How much does the fruit concentrate cost in $1$ liter of fruit juice? In a factory, $1$ liter of fruit juice contains water cost, fruit concentrate cost and packing cost. 


*

*There's fruit concentrate $\%25$ of water in the fruit concentrate and water mixture. 

*Water cost equals $\%30$ of  fruit concentrate cost. 

*Packing cost is $0.32\$$
If you sell $1$ liter of fruit juice with the price of $2.4\$$ which gives $\%100$ of profit, How much does the fruit concentrate cost in $1$ liter of fruit juice? 

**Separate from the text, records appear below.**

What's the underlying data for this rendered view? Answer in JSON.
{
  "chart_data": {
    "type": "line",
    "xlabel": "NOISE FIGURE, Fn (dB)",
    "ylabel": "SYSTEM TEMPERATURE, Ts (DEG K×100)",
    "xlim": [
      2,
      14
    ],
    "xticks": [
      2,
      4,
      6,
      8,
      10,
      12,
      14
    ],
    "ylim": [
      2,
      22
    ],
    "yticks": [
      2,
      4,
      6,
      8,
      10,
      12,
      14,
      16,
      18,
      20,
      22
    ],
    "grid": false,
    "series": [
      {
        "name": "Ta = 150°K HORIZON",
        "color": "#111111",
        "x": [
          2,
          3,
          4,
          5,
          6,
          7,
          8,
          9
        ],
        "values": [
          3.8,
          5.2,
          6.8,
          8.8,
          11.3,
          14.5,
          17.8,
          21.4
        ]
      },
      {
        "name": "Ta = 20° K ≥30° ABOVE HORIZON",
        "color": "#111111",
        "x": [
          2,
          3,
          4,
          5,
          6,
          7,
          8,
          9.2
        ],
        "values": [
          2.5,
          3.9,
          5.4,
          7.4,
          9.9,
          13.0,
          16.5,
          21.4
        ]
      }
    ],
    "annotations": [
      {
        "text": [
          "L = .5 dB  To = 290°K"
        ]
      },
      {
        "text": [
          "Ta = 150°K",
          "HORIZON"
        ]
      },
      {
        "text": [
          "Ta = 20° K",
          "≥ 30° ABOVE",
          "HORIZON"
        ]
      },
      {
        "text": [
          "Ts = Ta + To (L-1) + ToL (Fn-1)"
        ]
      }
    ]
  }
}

Let's recall $F =$ fruit concentrate cost, $W = $ Water cost and $P= $ packing cost,
$$W + F + \underbrace{P}_{0.32} = 1.2$$
Which yields
$$W + F = 0.88$$

Water cost equals $\%30$ of  fruit concentrate cost. 

$$W = \dfrac{30}{100}F$$
Then we have that
$$F + \dfrac{30}{100}F = 0.88 \implies F = 0.67692$$
I can't think of any way to proceed right now. 
Regards!
 A: If one liter of juice sells for $\$2.40$ at $100\%$ profit then the cost is $\$1.20$. Subtracting the $\$0.32$ cost of packaging, the concentrate and water costs $\$0.88$.
The water to concentrate cost ratio in the juice is $1:(\frac{20\%}{80\%}\cdot \frac{100\%}{30\%}) = 1:\frac{5}{6}$ or $6:5$
The water in one liter of juice costs $\frac{6}{11}\cdot 0.88 = 48$ cents 
The concentrate in one liter of juice costs $\frac{5}{11}\cdot 0.88 = 40$ cents
A: You are correct up to the point where you compute that the cost of the water plus the cost of the fruit concentrate is $88$ cents in a liter of the product.
The sentence "There's fruit concentrate %25 of water in the fruit concentrate and water mixture," is rather awkward.  I guess it means that the amount of fruit concentrate in the mixture is $25\%$ of the amount of fruit concentrate, or that a liter of the product contains $200$ ml of fruit concentrate and $800$ ml of water.  
Let $x$ be the cost of a liter of fruit concentrate.  A liter of water costs $30\%$ of this or $.3x.$  Since we only have $20\%$ of a liter of fruit concentrate in a liter of mixture, the cost of the concentrate is $.2x.$ 
Also, we have $80\%$ of a liter of water, so the cost of the water is $.8(.3x)=.24x$ Then the cost of the concentrate and water in a liter of product is$$
.2x +.24x=.44x$$ 
Since we've already determined that the cost of the of the water and concentrate is $88$ cents we have $$
.44x=88\implies x=200\text{ cents}$$
EDIT
I misread the question.  I thought we were looking for the cost of a liter of fruit concentrate, but it's actually the cost of the amount of fruit concentrate in a liter of the mixture.  That's $20\%$ of $200$ cents or $40$ cents.